Barbara Prainsack: Vom Wert des Menschen. Warum wir ein bedingungsloses Grundeinkommen brauchen.

Barbara Prainsack: Vom Wert des Menschen. Warum wir ein bedingungsloses Grundeinkommen brauchen.
Wien: Brandstätter Verlag, 2020, 191 Seiten.

Wie schnell sich der Erwerbsstatus und die davon abhängige Lebenssituation ändern können, hat die Pandemie zu spüren gegeben. Der Wille zu einem sozialen Auffangnetz ist zwar bei allen europäischen politischen Parteien vorhanden. Uneinig sind sie aber, wie es gestaltet sein soll. Grundeinkommen ist auf alle Fälle ein Signalbegriff in dieser aktuellen Diskussion. 

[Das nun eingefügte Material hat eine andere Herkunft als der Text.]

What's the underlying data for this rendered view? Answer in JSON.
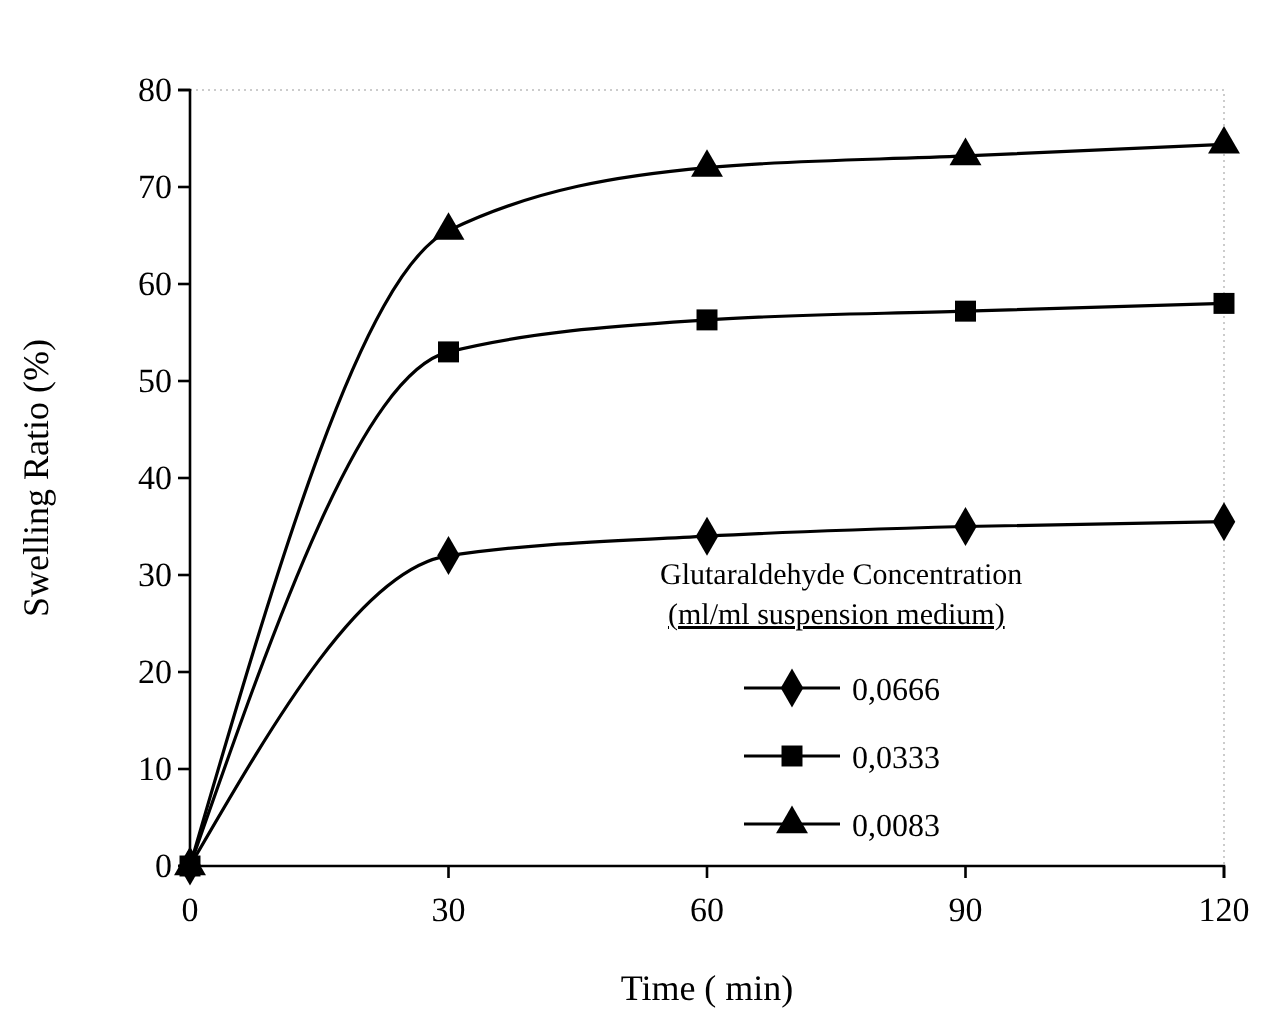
{
  "chart_data": {
    "type": "line",
    "xlabel": "Time ( min)",
    "ylabel": "Swelling Ratio (%)",
    "legend_title": "Glutaraldehyde Concentration (ml/ml suspension medium)",
    "x": [
      0,
      30,
      60,
      90,
      120
    ],
    "xlim": [
      0,
      120
    ],
    "xticks": [
      0,
      30,
      60,
      90,
      120
    ],
    "ylim": [
      0,
      80
    ],
    "yticks": [
      0,
      10,
      20,
      30,
      40,
      50,
      60,
      70,
      80
    ],
    "grid": false,
    "legend": "bottom right",
    "line_style": "solid",
    "series": [
      {
        "name": "0,0666",
        "color": "#000000",
        "marker": "diamond",
        "values": [
          0,
          32,
          34,
          35,
          35.5
        ]
      },
      {
        "name": "0,0333",
        "color": "#000000",
        "marker": "square",
        "values": [
          0,
          53,
          56.3,
          57.2,
          58
        ]
      },
      {
        "name": "0,0083",
        "color": "#000000",
        "marker": "triangle",
        "values": [
          0,
          65.5,
          72,
          73.2,
          74.4
        ]
      }
    ]
  }
}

Die Politikwissenschafterin an der Universität Wien, Barbara Prainsack, legt zu dieser Thematik ein erklärendes Buch vor. Es ist aber kein direktes Plädoyer für ein Grundeinkommen. Das Buch will über die komplexe Diskussion informieren. Die Autorin schildert ihre anlassbezogenen Gespräche, die sie auf internationalen Reiserouten führte, bietet sachkundige begriffliche Erklärungen und erhellende theoretische Hintergrundinformation. 

Wie bleibt die Würde von Menschen in unterschiedlichen Lebensbedingungen geschützt? Wie kann verlässliche Solidarität gewährt werden? Solche und ähnliche Fragen leiten die Autorin. Am Beispiel des 2019 zur Einführung eines Grundeinkommens abgehaltenen Volksbegehrens in Österreich äußert sie sich etwas skeptisch. Nur 70.00 gaben ihre Unterschrift – im eklatanten Unterschied zum Volksbegehren „Rauchen“, das rund 900.000 Stimmen erhielt.

Prainsack zeigt die Vorbehalte gegen ein Grundeinkommen auf: „Wird damit eine Kultur der Arbeitslosigkeit eingeführt?“ „Werden Menschen fürs Nichtstun bezahlt?“ „Werden dann die Menschen faul und gegen produktive Arbeit voreingenommen, wenn sie ohnedies vom Staat Geld bekommen?“ Allerdings, argumentiert die Autorin, gibt es bislang keine Studien, die solche Annahmen bestätigen. Bisherige, eher zaghafte Versuche in Finnland und Kanada belegen eher das Gegenteil.

Kenntnisreich werden die unterschiedlichen Formen, in denen Grundeinkommen schon auftritt oder soziale Sicherung angestrebt wird, vorgestellt: Grundrente, Hartz IV (für erwerbsfähige Hilfsbedürftige), Andrew Youngs Vorschlag „Geld für alle“, eine Einkommenssteuergutschrift für wenig Verdienende in den USA oder die Nutzung von Gewinnanteilen aus Öl-Einnahmen in Norwegen zur Sicherung des Staatshaushalts und anderes mehr. 

Außerdem werden der Zusammenhang von Armut und Migration, die Bedeutung von Angeboten zum „Upskilling“, dem Erlernen neuer Fähigkeiten in Aus- und Fortbildung sowie der sich ändernde Stellenwert von Arbeit mit seinen ökonomischen, sozialen und individuellen Aspekten diskutiert.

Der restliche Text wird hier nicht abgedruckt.